Turkey has shelled YPG positions inside Syria for four straight days, claiming the group threatens Turkish security.
US officials, including Vice President Joe Biden, have condemned the Turkish attacks on the YPG.
Meanwhile, Turkey wants to create a secure zone 10km within Syria, which would include the town of Azaz, according to a Reuters report.
Earlier in February, Turkey has summoned the US ambassador to the Turkish foreign ministry after a US State Department spokesman said Washington did not regard the PYD as a terrorist organization.
On Tuesday, the UN Security Council urged Ankara to adhere to international law in Syria, following a closed-door briefing requested by Russia. The meeting was called to address ongoing Turkish shelling of YPG positions across the Syrian border.
Syria's Kurdish Democratic Union Party has ties to Turkey's Kurdistan Workers' Party (PKK), which remains listed as a terrorist group by the US State Department.
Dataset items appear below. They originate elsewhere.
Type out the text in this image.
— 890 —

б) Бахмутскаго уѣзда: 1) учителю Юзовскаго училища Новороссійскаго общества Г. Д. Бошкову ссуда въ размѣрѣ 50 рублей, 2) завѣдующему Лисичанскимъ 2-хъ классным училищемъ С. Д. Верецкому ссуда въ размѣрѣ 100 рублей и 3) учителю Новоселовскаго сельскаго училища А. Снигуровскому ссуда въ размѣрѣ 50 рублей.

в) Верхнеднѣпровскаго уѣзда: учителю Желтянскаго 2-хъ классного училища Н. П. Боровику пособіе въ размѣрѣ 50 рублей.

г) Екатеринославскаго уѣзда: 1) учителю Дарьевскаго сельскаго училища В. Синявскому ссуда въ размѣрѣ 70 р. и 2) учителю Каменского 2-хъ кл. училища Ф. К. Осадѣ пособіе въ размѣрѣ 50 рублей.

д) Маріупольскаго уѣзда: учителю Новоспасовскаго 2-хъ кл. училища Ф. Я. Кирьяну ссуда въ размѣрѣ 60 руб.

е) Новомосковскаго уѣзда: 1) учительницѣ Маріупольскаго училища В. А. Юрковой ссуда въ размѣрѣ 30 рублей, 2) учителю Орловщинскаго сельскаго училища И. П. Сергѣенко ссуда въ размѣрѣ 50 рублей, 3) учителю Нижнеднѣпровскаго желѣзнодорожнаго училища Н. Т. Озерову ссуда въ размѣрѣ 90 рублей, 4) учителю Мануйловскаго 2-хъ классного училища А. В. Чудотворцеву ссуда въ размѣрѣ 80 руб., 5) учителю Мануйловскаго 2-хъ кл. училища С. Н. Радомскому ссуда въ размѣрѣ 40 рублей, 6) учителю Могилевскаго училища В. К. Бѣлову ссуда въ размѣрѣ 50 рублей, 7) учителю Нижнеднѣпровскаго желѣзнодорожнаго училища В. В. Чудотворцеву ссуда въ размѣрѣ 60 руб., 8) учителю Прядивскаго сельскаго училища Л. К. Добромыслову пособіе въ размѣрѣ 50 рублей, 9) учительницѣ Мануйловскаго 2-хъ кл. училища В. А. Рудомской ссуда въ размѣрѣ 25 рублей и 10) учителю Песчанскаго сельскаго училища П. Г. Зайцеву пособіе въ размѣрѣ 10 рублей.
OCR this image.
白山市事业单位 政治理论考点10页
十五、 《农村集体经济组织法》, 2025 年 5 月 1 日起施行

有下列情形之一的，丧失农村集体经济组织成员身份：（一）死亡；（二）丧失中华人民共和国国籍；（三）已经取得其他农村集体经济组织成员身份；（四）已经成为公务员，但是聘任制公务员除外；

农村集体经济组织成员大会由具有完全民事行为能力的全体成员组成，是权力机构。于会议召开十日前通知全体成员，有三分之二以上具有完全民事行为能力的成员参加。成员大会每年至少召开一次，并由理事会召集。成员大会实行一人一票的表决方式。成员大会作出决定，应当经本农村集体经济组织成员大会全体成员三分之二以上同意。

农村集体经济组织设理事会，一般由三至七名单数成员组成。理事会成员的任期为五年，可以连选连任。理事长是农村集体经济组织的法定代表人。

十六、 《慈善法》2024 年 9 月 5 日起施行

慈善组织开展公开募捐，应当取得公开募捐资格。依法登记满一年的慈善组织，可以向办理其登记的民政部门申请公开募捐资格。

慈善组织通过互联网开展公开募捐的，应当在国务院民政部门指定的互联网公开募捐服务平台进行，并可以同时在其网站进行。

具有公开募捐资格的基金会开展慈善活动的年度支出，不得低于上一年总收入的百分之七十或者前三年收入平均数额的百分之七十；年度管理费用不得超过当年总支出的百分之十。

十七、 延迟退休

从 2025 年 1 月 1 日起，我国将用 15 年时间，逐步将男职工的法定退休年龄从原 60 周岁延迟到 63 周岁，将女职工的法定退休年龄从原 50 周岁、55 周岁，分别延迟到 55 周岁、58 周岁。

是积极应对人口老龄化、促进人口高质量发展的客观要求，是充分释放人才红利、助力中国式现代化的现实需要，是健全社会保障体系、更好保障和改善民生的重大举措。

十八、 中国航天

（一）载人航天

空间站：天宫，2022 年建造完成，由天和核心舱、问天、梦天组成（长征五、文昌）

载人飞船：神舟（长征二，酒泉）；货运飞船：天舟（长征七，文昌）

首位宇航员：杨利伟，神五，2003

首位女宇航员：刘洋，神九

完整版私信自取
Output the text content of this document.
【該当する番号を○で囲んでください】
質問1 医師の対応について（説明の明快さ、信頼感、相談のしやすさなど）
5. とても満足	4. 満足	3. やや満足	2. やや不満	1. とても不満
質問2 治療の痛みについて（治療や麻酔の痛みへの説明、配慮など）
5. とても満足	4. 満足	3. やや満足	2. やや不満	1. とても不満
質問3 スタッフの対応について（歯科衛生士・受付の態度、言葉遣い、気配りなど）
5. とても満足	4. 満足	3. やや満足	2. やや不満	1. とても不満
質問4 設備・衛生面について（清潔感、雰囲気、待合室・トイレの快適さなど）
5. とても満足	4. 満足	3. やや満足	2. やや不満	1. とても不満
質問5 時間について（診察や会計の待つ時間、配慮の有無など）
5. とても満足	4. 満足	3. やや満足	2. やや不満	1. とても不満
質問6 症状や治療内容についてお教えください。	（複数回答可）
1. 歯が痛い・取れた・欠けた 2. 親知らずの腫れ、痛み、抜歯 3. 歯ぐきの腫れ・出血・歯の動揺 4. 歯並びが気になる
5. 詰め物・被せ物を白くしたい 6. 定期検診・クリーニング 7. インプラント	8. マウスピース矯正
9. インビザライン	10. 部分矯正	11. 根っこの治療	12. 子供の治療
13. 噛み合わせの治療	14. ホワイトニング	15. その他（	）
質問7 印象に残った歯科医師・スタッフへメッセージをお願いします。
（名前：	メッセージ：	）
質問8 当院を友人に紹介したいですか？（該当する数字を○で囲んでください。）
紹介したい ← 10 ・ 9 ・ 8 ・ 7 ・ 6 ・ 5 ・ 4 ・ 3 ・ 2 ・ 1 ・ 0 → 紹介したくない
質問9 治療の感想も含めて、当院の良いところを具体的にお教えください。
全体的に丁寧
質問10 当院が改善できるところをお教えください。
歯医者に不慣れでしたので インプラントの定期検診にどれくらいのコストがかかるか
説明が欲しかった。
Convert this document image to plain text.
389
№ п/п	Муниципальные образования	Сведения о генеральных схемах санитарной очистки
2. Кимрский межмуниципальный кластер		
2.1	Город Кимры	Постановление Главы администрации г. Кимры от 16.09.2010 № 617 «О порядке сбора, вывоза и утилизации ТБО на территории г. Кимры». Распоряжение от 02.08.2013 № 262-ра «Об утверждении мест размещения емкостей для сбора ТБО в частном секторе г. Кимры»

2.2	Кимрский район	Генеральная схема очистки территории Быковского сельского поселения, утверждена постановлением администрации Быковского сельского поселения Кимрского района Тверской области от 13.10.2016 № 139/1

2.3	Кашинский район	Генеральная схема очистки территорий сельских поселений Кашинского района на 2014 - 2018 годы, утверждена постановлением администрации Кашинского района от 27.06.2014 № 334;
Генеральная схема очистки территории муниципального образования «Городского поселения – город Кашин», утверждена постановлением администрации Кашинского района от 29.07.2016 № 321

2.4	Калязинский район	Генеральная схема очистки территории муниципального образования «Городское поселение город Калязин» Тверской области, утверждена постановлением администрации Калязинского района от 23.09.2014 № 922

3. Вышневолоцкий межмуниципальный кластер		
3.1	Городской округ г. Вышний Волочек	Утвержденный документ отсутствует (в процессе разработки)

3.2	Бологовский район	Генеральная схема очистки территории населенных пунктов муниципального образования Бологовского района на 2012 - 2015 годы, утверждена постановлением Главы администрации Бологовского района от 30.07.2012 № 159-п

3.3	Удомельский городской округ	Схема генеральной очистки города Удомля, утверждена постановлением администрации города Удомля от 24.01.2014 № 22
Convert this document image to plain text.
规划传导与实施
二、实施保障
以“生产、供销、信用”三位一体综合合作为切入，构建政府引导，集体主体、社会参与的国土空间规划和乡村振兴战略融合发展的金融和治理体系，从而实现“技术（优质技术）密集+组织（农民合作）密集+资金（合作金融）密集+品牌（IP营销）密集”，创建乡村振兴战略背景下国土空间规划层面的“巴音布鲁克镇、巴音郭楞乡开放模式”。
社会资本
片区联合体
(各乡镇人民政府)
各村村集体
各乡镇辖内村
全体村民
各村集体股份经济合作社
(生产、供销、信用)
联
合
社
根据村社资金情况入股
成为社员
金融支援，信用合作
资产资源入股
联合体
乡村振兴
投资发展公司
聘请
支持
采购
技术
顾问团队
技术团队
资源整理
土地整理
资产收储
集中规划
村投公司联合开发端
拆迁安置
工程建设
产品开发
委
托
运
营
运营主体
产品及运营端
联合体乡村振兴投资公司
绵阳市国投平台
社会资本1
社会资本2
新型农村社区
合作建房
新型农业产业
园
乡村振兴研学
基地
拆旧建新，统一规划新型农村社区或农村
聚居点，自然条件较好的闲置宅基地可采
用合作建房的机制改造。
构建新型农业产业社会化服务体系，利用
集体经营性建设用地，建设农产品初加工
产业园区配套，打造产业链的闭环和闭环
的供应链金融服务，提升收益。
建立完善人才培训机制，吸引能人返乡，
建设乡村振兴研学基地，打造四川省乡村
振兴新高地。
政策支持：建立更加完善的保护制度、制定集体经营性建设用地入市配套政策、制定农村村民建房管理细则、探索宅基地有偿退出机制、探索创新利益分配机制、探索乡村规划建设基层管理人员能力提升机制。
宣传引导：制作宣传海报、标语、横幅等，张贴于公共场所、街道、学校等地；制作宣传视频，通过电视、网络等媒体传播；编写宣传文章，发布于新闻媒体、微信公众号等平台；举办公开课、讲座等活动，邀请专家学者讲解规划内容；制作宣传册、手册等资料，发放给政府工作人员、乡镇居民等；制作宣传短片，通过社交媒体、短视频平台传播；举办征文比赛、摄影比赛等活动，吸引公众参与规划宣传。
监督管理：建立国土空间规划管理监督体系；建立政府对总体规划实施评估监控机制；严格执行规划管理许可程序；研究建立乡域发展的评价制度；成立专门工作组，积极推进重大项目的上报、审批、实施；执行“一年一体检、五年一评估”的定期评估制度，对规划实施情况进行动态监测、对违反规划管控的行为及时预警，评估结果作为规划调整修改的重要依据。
However, while originally a communist organization, the group's imprisoned leader Abdullah 'Apo' Ocalan has switched philosophies, and now advocates the idea of a democratic confederacy which respects environmentalism and female equality. He remains an inspiration to Kurdish troops in Syria and Iraq who continue to fight Daesh alongside the central governments of those countries.